There were signs of progress in training camp and then the team looked solid in the pre-season. There was no off-season distractions or drama. Richard Seymour even signed his franchise tag early and led everyone into camp as he emerged first from the rookie bus. This was it, I thought, a new era of Raiders football had begun.
As Week One rolled around I was confident. This was a different team, with a different attitude. I wasn't carrying expectations of playoffs, although I wasn't ruling them out, but what I was carrying was the expectations that this team would be different.
I expected to stop having to put up with my non-Raiders fan friends giving me crap, for the media to stop mentioning them as an afterthought or whipping boys and for other teams to stop looking forward to playing them. I expected a team that didn't get blown out while looking overwhelmed and unprepared. In short, I expected a team I could be proud to root for.
I felt confident that this season, the feelings of a dying franchise that surrounded the Raiders would come to an end and it was going to come to an end, right where it started--in Tennessee. At least, that was the state of my thoughts before Week One.
Then the kickoff happened and it started quickly unraveling.

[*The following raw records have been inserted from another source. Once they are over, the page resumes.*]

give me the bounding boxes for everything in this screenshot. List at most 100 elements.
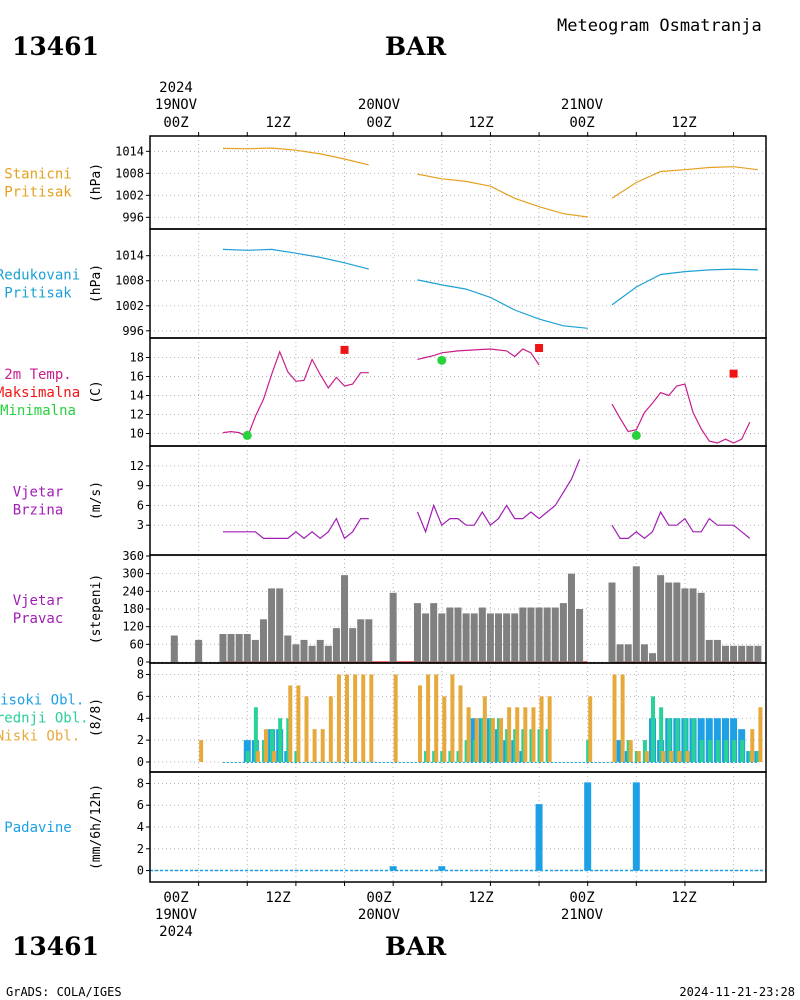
cloud-cover-bar <box>278 718 283 762</box>
cloud-cover-bar <box>616 740 624 762</box>
wind-direction-bar <box>413 603 421 662</box>
cloud-cover-bar <box>245 751 250 762</box>
top-year-label: 2024 <box>159 80 193 96</box>
bottom-hour-label-4: 12Z <box>468 890 493 906</box>
series-line <box>611 383 751 444</box>
panel-label: Srednji Obl. <box>0 711 89 727</box>
cloud-cover-bar <box>531 707 536 762</box>
wind-direction-bar <box>276 588 284 662</box>
top-hour-label-6: 12Z <box>671 115 696 131</box>
bottom-hour-label-2: 12Z <box>265 890 290 906</box>
panel-1: 996 1002 1008 1014 Stanicni Pritisak (hPa) <box>4 135 767 230</box>
y-tick-label: 1002 <box>115 188 144 202</box>
y-tick-label: 2 <box>137 733 144 747</box>
cloud-cover-bar <box>263 729 268 762</box>
panel-label: Pritisak <box>4 286 72 302</box>
wind-direction-bar <box>665 582 673 662</box>
panel-frame <box>149 771 767 883</box>
cloud-cover-bar <box>588 696 593 762</box>
max-temp-marker <box>340 345 349 354</box>
y-tick-label: 6 <box>137 689 144 703</box>
station-id-bottom: 13461 <box>12 932 99 961</box>
panel-3: 10 12 14 16 18 2m Temp. Maksimalna Minimalna (C) <box>0 337 767 447</box>
wind-direction-bar <box>616 644 624 662</box>
wind-direction-bar <box>195 639 203 662</box>
y-tick-label: 120 <box>122 620 144 634</box>
wind-direction-bar <box>511 613 519 662</box>
series-line <box>417 348 540 366</box>
cloud-cover-bar <box>320 729 325 762</box>
wind-direction-bar <box>300 639 308 662</box>
y-tick-label: 18 <box>130 351 144 365</box>
panel-2: 996 1002 1008 1014 Redukovani Pritisak (hPa) <box>0 228 767 339</box>
y-tick-label: 0 <box>137 755 144 769</box>
y-tick-label: 3 <box>137 518 144 532</box>
y-tick-label: 8 <box>137 776 144 790</box>
wind-direction-bar <box>576 609 584 662</box>
series-line <box>611 268 758 306</box>
cloud-cover-bar <box>458 685 463 762</box>
y-tick-label: 1014 <box>115 144 144 158</box>
wind-direction-bar <box>567 573 575 662</box>
y-tick-label: 12 <box>130 459 144 473</box>
y-tick-label: 996 <box>122 324 144 338</box>
min-temp-marker <box>631 430 641 440</box>
cloud-cover-bar <box>296 685 301 762</box>
wind-direction-bar <box>730 645 738 662</box>
cloud-cover-bar <box>345 674 350 762</box>
top-day-label-2: 20NOV <box>358 97 401 113</box>
wind-direction-bar <box>219 634 227 662</box>
cloud-cover-bar <box>675 718 680 762</box>
bottom-day-label-2: 20NOV <box>358 907 401 923</box>
cloud-cover-bar <box>199 740 204 762</box>
series-line <box>611 510 751 540</box>
panel-unit-label: (mm/6h/12h) <box>89 784 104 870</box>
precipitation-bar <box>389 866 397 871</box>
bottom-hour-label-1: 00Z <box>163 890 188 906</box>
cloud-cover-bar <box>312 729 317 762</box>
wind-direction-bar <box>681 588 689 662</box>
cloud-cover-bar <box>272 751 277 762</box>
bottom-hour-label-6: 12Z <box>671 890 696 906</box>
panel-label: Pritisak <box>4 185 72 201</box>
y-tick-label: 10 <box>130 427 144 441</box>
cloud-cover-bar <box>669 751 674 762</box>
cloud-cover-bar <box>270 729 275 762</box>
wind-direction-bar <box>649 653 657 662</box>
max-temp-marker <box>729 369 738 378</box>
panel-unit-label: (8/8) <box>89 698 104 737</box>
y-tick-label: 12 <box>130 408 144 422</box>
panel-marks-3 <box>222 344 751 444</box>
cloud-cover-bar <box>707 740 712 762</box>
cloud-cover-bar <box>442 696 447 762</box>
y-tick-label: 9 <box>137 479 144 493</box>
wind-direction-bar <box>170 635 178 662</box>
bottom-hour-label-3: 00Z <box>366 890 391 906</box>
y-tick-label: 16 <box>130 370 144 384</box>
wind-direction-bar <box>251 639 259 662</box>
cloud-cover-bar <box>482 696 487 762</box>
cloud-cover-bar <box>353 674 358 762</box>
cloud-cover-bar <box>507 707 512 762</box>
top-day-label-3: 21NOV <box>561 97 604 113</box>
y-tick-label: 4 <box>137 820 144 834</box>
cloud-cover-bar <box>732 740 737 762</box>
wind-direction-bar <box>657 575 665 662</box>
top-hour-label-4: 12Z <box>468 115 493 131</box>
panel-label: Vjetar <box>13 485 64 501</box>
panel-label: Maksimalna <box>0 385 80 401</box>
panel-marks-5 <box>170 566 762 663</box>
wind-direction-bar <box>243 634 251 662</box>
wind-direction-bar <box>324 645 332 662</box>
panel-frame <box>149 135 767 230</box>
cloud-cover-bar <box>740 740 745 762</box>
wind-direction-bar <box>454 607 462 662</box>
panel-unit-label: (hPa) <box>89 264 104 303</box>
wind-direction-bar <box>551 607 559 662</box>
y-tick-label: 0 <box>137 864 144 878</box>
series-line <box>416 459 581 534</box>
cloud-cover-bar <box>523 707 528 762</box>
wind-direction-bar <box>462 613 470 662</box>
series-line <box>222 147 369 166</box>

The Raiders gave up big plays, they looked lost and unprepared and they couldn't protect Jason Campbell. They got stupid penalties, looked unmotivated and got blown-out, 38-13.
The symmetry was unnerving. It was all happening again. The memories of seven years of failure were raining over me and I had no umbrella.

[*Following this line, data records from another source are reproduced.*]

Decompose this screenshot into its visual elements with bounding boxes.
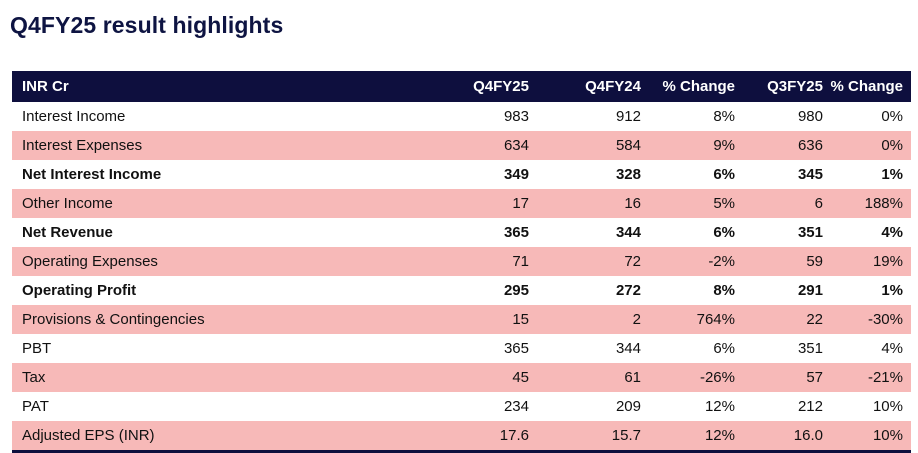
cell-qoq-change: 10% [872, 398, 903, 415]
cell-q4fy25: 983 [503, 108, 529, 125]
table-row: Interest Income 983 912 8% 980 0% [12, 102, 911, 131]
column-header-yoy-change: % Change [662, 78, 735, 95]
cell-qoq-change: 1% [881, 282, 903, 299]
cell-q3fy25: 22 [806, 311, 823, 328]
row-label: Net Interest Income [22, 166, 162, 183]
table-row: Provisions & Contingencies 15 2 764% 22 -30% [12, 305, 911, 334]
cell-yoy-change: 6% [713, 166, 735, 183]
row-label: Operating Expenses [22, 253, 158, 270]
cell-yoy-change: 12% [641, 421, 735, 453]
cell-q3fy25: 636 [797, 137, 823, 154]
cell-q4fy25: 349 [503, 166, 529, 183]
cell-yoy-change: 8% [713, 282, 735, 299]
cell-q4fy24: 209 [615, 398, 641, 415]
row-label: PAT [22, 398, 49, 415]
column-header-q3fy25: Q3FY25 [767, 78, 823, 95]
column-header-label: INR Cr [22, 78, 69, 95]
cell-q4fy25: 15 [512, 311, 529, 328]
results-table: INR Cr Q4FY25 Q4FY24 % Change Q3FY25 % C… [12, 71, 911, 453]
row-label: Tax [22, 369, 46, 386]
cell-q3fy25: 291 [797, 282, 823, 299]
cell-qoq-change: 1% [881, 166, 903, 183]
row-label: Adjusted EPS (INR) [12, 421, 432, 453]
cell-q3fy25: 351 [797, 224, 823, 241]
cell-q4fy24: 2 [632, 311, 641, 328]
table-row: Net Revenue 365 344 6% 351 4% [12, 218, 911, 247]
table-row: Net Interest Income 349 328 6% 345 1% [12, 160, 911, 189]
row-label: Interest Income [22, 108, 126, 125]
cell-qoq-change: 0% [881, 137, 903, 154]
row-label: Other Income [22, 195, 113, 212]
cell-q4fy24: 344 [615, 340, 641, 357]
cell-q4fy24: 272 [615, 282, 641, 299]
cell-q4fy25: 17.6 [432, 421, 529, 453]
cell-q4fy25: 234 [503, 398, 529, 415]
cell-q4fy24: 584 [615, 137, 641, 154]
cell-q4fy24: 344 [615, 224, 641, 241]
cell-q4fy25: 71 [512, 253, 529, 270]
cell-q3fy25: 6 [814, 195, 823, 212]
cell-qoq-change: 4% [881, 224, 903, 241]
cell-yoy-change: 8% [713, 108, 735, 125]
cell-q4fy25: 365 [503, 340, 529, 357]
table-row: PAT 234 209 12% 212 10% [12, 392, 911, 421]
cell-yoy-change: 6% [713, 224, 735, 241]
row-label: PBT [22, 340, 52, 357]
cell-q3fy25: 212 [797, 398, 823, 415]
table-row: Interest Expenses 634 584 9% 636 0% [12, 131, 911, 160]
cell-q3fy25: 980 [797, 108, 823, 125]
cell-q4fy25: 634 [503, 137, 529, 154]
page-title: Q4FY25 result highlights [10, 12, 284, 38]
cell-yoy-change: 6% [713, 340, 735, 357]
cell-q4fy24: 72 [624, 253, 641, 270]
table-row: Operating Expenses 71 72 -2% 59 19% [12, 247, 911, 276]
cell-qoq-change: 0% [881, 108, 903, 125]
cell-yoy-change: -2% [708, 253, 735, 270]
cell-q4fy24: 328 [615, 166, 641, 183]
cell-q4fy25: 45 [512, 369, 529, 386]
table-body: Interest Income 983 912 8% 980 0% Interest Exp… [12, 102, 911, 453]
table-row: Operating Profit 295 272 8% 291 1% [12, 276, 911, 305]
table-header: INR Cr Q4FY25 Q4FY24 % Change Q3FY25 % C… [12, 71, 911, 102]
cell-q4fy24: 912 [615, 108, 641, 125]
column-header-q4fy25: Q4FY25 [473, 78, 529, 95]
cell-q3fy25: 16.0 [735, 421, 823, 453]
cell-q4fy24: 61 [624, 369, 641, 386]
row-label: Operating Profit [22, 282, 137, 299]
column-header-q4fy24: Q4FY24 [585, 78, 641, 95]
cell-yoy-change: 764% [696, 311, 735, 328]
table-row: Adjusted EPS (INR) 17.6 15.7 12% 16.0 10% [12, 421, 911, 453]
row-label: Provisions & Contingencies [22, 311, 205, 328]
cell-q4fy24: 16 [624, 195, 641, 212]
cell-q4fy25: 17 [512, 195, 529, 212]
cell-qoq-change: -30% [867, 311, 903, 328]
cell-q4fy25: 295 [503, 282, 529, 299]
column-header-qoq-change: % Change [830, 78, 903, 95]
header-row: INR Cr Q4FY25 Q4FY24 % Change Q3FY25 % C… [12, 71, 911, 102]
row-label: Interest Expenses [22, 137, 143, 154]
cell-q3fy25: 59 [806, 253, 823, 270]
cell-yoy-change: 12% [704, 398, 735, 415]
cell-qoq-change: 10% [823, 421, 911, 453]
cell-q3fy25: 351 [797, 340, 823, 357]
cell-qoq-change: 4% [881, 340, 903, 357]
cell-qoq-change: 19% [872, 253, 903, 270]
cell-yoy-change: -26% [699, 369, 735, 386]
cell-q3fy25: 345 [797, 166, 823, 183]
table-row: Tax 45 61 -26% 57 -21% [12, 363, 911, 392]
table-row: PBT 365 344 6% 351 4% [12, 334, 911, 363]
cell-q4fy25: 365 [503, 224, 529, 241]
cell-q4fy24: 15.7 [529, 421, 641, 453]
cell-yoy-change: 9% [713, 137, 735, 154]
row-label: Net Revenue [22, 224, 113, 241]
cell-qoq-change: 188% [864, 195, 903, 212]
cell-q3fy25: 57 [806, 369, 823, 386]
cell-qoq-change: -21% [867, 369, 903, 386]
cell-yoy-change: 5% [713, 195, 735, 212]
table-row: Other Income 17 16 5% 6 188% [12, 189, 911, 218]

As the game ended, I got a text from one of those aforementioned friends, "I'd say something about your team, but I feel like I'd be ripping on the kid with developmental disabilities."
My reply: "I don't care about the Raiders. I don't care about you and football is stupid."

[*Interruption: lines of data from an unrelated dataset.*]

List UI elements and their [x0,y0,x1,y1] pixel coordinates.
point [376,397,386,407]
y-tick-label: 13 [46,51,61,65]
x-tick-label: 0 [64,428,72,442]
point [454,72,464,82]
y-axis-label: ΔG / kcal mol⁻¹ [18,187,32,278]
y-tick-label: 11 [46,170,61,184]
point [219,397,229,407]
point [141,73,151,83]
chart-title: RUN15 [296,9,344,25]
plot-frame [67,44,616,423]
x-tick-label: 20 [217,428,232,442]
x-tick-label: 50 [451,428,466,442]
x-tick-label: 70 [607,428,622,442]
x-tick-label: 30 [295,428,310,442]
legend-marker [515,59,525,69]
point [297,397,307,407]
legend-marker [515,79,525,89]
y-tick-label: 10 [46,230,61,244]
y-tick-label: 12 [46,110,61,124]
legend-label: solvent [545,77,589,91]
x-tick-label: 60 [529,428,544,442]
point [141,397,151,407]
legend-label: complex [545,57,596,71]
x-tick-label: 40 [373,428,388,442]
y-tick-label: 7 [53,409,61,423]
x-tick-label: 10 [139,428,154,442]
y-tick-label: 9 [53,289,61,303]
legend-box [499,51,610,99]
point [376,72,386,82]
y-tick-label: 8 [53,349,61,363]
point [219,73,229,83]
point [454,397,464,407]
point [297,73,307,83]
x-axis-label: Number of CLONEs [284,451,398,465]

Laying in bed trying to diagnose myself, it went something like this: "Symptoms: experience frightening thoughts and memories, emotional numbness, especially with people they were once close to and sleep problems. That would be check, check and check.... Holy crap! I have PTSD. This blows."
The crazy thing is, the realization doesn't change anything. Here I am, ready to jump right back into that abusive relationship. The Raiders have promised they'll be different, I tell myself.
I have also successfully rationalized the loss. The Titans are a really good team. It was a horrible match-up for the Raiders. The Titans were primed for a big start to the season after last season's early failures. Their crowd was a huge factor on the Raiders young team, etc, etc, etc.
So, I expect things to change this weekend. I expect the Raiders to look like a new team against the St. Louis Rams and prove that the opener was just an aberration in what proves to be a season of change and improvement. I am a little more skeptical than I was, but hopeful nonetheless.
If, in the off chance, the Raiders do lose on Sunday, there will be no rationalizing, there will be no more expectations of anything except another season of fear. And to prepare for that, I have already begun looking at:
Effective treatments for post-traumatic stress disorder are available, and research is yielding new, improved therapies that can help most people with PTSD and other anxiety disorders lead productive, fulfilling lives.
Authors Note: PTSD is a very serious condition that affects countless people. Many of whom, don't even realize they have it. The preceding letter groupings are not intended to make light of this serious problem. They are intended to make fun of my sports affliction and silly little world. My heart goes out to anyone really suffering from PTSD.